In the torrent of words written in eulogy to Milton Friedman, the role of shocks and crises to advance his world view received barely a mention. Instead, the economist's passing, in November 2006, provided an occasion for a retelling of the official story of how his brand of radical capitalism became government orthodoxy in almost every corner of the globe. It is a fairytale history, scrubbed clean of the violence so intimately entwined with this crusade.

It is time for this to change. Since the collapse of the Soviet Union, there has been a powerful reckoning with the crimes committed in the name of communism. But what of the crusade to liberate world markets?

I am not arguing that all forms of market systems require large-scale violence. It is eminently possible to have a market-based economy that demands no such brutality or ideological purity. A free market in consumer products can coexist with free public health care, with public schools, with a large segment of the economy - such as a national oil company - held in state hands. It's equally possible to require corporations to pay decent wages, to respect the right of workers to form unions, and for governments to tax and redistribute wealth so that the sharp inequalities that mark the corporatist state are reduced. Markets need not be fundamentalist.

John Maynard Keynes proposed just that kind of mixed, regulated economy after the Great Depression. It was that system of compromises, checks and balances that Friedman's counter-revolution was launched to dismantle in country after country. Seen in that light, Chicago School capitalism has something in common with other fundamentalist ideologies: the signature desire for unattainable purity.

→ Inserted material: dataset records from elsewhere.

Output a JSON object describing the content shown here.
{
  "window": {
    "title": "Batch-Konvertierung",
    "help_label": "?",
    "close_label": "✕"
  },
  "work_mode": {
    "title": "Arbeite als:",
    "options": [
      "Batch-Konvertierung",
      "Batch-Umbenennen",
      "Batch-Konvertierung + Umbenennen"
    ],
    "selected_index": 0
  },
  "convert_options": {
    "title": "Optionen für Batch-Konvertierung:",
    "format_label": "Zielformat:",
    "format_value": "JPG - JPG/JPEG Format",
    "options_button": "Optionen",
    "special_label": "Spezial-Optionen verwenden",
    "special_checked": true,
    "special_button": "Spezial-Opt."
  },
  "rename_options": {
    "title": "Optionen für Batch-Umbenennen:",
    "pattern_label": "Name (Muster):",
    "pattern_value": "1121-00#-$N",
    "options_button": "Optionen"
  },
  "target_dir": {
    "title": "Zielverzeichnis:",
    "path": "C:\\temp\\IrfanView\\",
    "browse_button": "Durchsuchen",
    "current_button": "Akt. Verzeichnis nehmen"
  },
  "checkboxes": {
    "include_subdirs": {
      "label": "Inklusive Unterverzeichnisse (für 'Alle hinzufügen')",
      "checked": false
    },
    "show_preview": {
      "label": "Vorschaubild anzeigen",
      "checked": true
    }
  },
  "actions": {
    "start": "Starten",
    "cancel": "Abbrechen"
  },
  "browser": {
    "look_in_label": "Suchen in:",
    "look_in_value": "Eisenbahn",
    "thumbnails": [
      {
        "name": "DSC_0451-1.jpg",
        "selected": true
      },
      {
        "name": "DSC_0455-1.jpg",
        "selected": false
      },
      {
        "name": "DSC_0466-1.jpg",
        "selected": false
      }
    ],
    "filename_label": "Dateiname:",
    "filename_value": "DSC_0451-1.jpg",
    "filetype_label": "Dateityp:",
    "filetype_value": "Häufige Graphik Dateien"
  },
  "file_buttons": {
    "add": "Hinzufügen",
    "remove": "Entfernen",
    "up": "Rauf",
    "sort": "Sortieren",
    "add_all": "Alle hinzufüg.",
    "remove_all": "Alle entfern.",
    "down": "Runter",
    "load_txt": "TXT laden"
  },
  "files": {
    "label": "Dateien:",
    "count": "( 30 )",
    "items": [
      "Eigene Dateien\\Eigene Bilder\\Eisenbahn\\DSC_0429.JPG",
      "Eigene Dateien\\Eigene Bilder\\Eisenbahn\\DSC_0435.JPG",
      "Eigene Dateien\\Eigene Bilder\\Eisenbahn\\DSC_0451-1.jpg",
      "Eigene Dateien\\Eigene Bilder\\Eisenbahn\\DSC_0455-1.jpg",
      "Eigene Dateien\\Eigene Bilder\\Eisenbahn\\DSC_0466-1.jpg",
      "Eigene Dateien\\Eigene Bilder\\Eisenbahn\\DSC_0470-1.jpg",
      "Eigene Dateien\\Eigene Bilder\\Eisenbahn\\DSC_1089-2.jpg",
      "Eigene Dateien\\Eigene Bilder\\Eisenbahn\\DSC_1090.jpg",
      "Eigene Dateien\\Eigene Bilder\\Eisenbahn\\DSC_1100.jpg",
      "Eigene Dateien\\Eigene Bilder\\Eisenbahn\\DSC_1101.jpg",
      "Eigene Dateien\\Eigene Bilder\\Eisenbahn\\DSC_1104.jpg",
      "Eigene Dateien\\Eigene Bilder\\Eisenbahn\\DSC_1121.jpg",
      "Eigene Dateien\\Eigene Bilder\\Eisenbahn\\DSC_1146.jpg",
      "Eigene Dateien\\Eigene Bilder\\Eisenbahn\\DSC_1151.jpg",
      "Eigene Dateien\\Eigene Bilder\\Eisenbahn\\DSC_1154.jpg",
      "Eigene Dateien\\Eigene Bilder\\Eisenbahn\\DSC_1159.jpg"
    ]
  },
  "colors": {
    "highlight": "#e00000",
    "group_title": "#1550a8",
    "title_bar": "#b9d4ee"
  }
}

This desire for godlike powers of creation is precisely why free-market ideologues are so drawn to crises and disasters. Non-apocalyptic reality is simply not hospitable to their ambitions. For 35 years, what has animated Friedman's counter-revolution is an attraction to a kind of freedom available only in times of cataclysmic change - when people, with their stubborn habits and insistent demands, are blasted out of the way - moments when democracy seems a practical impossibility. Believers in the shock doctrine are convinced that only a great rupture - a flood, a war, a terrorist attack - can generate the kind of vast, clean canvases they crave. It is in these malleable moments, when we are psychologically unmoored and physically uprooted, that these artists of the real plunge in their hands and begin their work of remaking the world.